The Pitfalls of KV Cache Compression
Alex Chen, Renato Geh, Aditya Grover, Guy Van den Broeck, Daniel Israel
TL;DR
The paper tackles the nonuniform degradation and leakage risks of KV cache compression in LLMs, especially in multi-instruction prompts and system prompts. It analyzes multiple eviction policies ( StreamingLLM, H2O, K-norm, SnapKV, TOVA ) across models to show that degradation, leakage, and instruction-following fidelity depend on policy, instruction order, and eviction bias.

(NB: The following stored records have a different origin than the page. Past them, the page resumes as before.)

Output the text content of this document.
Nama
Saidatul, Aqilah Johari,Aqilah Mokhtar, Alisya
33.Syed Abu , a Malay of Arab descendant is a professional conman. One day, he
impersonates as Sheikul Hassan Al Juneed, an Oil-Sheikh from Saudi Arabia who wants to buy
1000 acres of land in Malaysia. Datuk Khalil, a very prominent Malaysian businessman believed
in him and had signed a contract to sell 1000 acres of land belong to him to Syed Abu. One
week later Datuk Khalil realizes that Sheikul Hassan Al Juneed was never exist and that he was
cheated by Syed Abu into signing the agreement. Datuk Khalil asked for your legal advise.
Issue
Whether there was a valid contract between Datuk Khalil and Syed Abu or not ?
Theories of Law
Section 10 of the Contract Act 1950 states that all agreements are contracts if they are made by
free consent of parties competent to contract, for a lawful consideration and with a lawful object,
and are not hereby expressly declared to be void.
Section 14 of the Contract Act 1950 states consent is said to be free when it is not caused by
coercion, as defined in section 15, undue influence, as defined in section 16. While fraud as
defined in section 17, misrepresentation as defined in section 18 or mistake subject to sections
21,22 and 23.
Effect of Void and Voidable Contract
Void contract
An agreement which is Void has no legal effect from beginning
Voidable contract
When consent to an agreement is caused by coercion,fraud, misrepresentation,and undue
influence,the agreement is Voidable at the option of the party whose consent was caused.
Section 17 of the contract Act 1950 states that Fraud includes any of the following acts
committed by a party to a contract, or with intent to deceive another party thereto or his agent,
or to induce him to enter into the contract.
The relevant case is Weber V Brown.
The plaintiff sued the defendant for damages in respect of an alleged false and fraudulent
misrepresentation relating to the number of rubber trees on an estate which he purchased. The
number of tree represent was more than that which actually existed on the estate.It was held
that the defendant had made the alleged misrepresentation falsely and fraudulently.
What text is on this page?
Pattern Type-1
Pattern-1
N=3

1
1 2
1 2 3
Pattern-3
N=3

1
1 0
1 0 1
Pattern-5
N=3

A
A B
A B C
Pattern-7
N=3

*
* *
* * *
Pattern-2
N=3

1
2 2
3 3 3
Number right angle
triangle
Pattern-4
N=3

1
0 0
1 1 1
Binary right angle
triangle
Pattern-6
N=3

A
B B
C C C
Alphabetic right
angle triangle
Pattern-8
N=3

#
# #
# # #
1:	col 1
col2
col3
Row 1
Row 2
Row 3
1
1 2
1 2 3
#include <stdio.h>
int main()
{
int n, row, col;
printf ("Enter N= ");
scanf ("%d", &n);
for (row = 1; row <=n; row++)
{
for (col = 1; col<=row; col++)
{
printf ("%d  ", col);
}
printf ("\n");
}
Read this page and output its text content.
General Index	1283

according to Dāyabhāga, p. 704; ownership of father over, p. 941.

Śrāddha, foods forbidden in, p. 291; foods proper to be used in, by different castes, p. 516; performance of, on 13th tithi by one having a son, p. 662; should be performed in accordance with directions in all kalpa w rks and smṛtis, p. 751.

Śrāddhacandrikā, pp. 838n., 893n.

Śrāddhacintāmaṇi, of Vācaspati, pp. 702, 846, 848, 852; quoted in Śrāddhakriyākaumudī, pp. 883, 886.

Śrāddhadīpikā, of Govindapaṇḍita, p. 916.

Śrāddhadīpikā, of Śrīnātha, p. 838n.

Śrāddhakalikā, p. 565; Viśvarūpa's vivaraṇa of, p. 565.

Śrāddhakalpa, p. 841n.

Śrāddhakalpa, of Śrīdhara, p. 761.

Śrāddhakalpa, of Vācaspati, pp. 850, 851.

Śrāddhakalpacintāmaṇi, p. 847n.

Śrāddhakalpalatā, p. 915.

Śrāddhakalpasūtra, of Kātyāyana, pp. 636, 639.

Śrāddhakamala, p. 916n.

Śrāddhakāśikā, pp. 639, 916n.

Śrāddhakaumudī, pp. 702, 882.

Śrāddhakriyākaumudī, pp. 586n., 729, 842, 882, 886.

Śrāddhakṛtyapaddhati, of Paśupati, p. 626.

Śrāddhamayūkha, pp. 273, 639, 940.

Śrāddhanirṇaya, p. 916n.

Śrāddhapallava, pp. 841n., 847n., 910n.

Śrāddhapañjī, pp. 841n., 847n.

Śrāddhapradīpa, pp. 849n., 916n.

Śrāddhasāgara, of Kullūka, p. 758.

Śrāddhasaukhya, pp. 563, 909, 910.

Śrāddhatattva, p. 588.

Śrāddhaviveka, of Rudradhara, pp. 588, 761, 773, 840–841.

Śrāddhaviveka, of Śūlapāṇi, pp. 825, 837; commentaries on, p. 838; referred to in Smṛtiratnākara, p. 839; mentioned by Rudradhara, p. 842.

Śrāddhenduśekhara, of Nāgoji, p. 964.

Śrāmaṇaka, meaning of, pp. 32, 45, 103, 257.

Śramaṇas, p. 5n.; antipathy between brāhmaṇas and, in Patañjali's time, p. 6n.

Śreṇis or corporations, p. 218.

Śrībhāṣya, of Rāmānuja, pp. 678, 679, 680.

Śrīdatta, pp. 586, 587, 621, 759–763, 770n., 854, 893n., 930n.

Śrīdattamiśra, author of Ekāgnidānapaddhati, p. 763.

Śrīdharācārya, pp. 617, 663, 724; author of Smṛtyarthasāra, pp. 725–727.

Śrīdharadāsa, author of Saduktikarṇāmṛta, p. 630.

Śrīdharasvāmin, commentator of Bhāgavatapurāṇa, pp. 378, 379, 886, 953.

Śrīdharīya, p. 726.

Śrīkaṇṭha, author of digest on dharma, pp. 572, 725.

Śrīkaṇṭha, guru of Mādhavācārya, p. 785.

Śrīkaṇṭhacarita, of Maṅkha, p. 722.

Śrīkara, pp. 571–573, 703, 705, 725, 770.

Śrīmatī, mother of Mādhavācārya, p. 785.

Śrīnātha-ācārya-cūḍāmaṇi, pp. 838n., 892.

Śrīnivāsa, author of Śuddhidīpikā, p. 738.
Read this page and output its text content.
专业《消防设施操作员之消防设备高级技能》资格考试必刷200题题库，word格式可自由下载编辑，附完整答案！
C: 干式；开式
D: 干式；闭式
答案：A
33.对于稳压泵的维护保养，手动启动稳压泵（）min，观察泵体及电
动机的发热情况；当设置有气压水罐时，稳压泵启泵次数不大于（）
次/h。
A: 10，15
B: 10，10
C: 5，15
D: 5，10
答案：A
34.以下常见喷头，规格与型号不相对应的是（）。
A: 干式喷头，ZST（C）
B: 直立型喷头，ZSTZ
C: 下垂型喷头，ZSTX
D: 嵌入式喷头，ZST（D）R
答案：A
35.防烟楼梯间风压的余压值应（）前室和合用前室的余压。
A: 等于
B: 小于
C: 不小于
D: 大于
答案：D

It proposes two practical remedies—token whitelisting of must-retained tokens and fair eviction that distributes retention across instruction partitions—demonstrating improvements in defending against leakage with minimal impact on directive following. These findings highlight that careful eviction policy design is essential for robust KV cache compression in realistic, multi-instruction scenarios.
Abstract
KV cache compression promises increased throughput and efficiency with negligible loss in performance. While the gains in throughput are indisputable and recent literature has indeed shown minimal degradation on particular benchmarks, in general the consequences of compression in realistic scenarios such as multi-instruction prompting have been insufficiently studied. In this paper, we identify several pitfalls practitioners should be aware of when deploying KV cache compressed LLMs. Importantly, we show that certain instructions degrade much more rapidly with compression, effectively causing them to be completely ignored by the LLM. As a practical example of that, we highlight system prompt leakage as a case study, empirically showing the impact of compression on leakage and general instruction following. We show several factors that play a role in prompt leakage: compression method, instruction order, and KV eviction bias. We then propose simple changes to KV cache eviction policies that can reduce the impact of these factors and improve the overall performance in multi-instruction tasks.